American legal history took off as an academic discipline in the 1950s, when Wisconsin’s J. Willard Hurst led a generation of scholars away from the prevailing conception of law as an autonomous body of doctrine and toward a history that placed it firmly within a social and economic context. At first, scholars of early America found the pickings of this revolution slim, for the Wisconsin school generally regarded the country’s colonial past as a pre-liberal curiosity, a backwater of no current interest or relevance. But over the past twenty years, the backwater has come alive with investigative activity. As a result, law, whether approached as text, event, ideology, rite, discourse, or instrument, has become widely studied as a phenomenon in the behavior, ideas, culture, and consciousness of early America’s varied populations.

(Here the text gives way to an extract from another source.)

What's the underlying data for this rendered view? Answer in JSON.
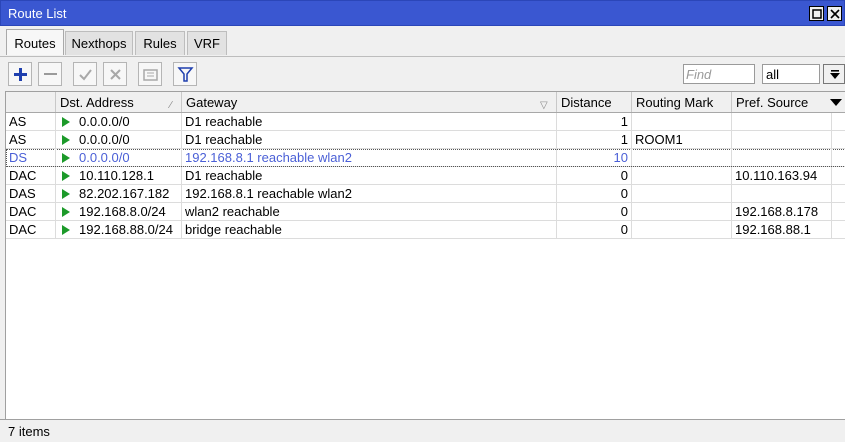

Despite its obvious energy, early American legal history still lacks definition and direction. Accordingly, this conference, The Many Legalities of Early America, has been organized to winnow form from the field’s manifest substance. By assembling the best of the research currently underway and presenting it in a format that will promote debate and encourage explorations of broader possibilities, we intend to facilitate the construction of narratives that can carry the field onward to real maturity.

Early American legal history has come to an important and challenging moment. As never before, law and legality are vital subjects in all areas of historical research. If we are to avoid the former indifference that defined “early” out of American legal history, the scholars who concentrate on this era must build on its abundant vitality. Never have a field’s needs and opportunities been clearer or more compelling.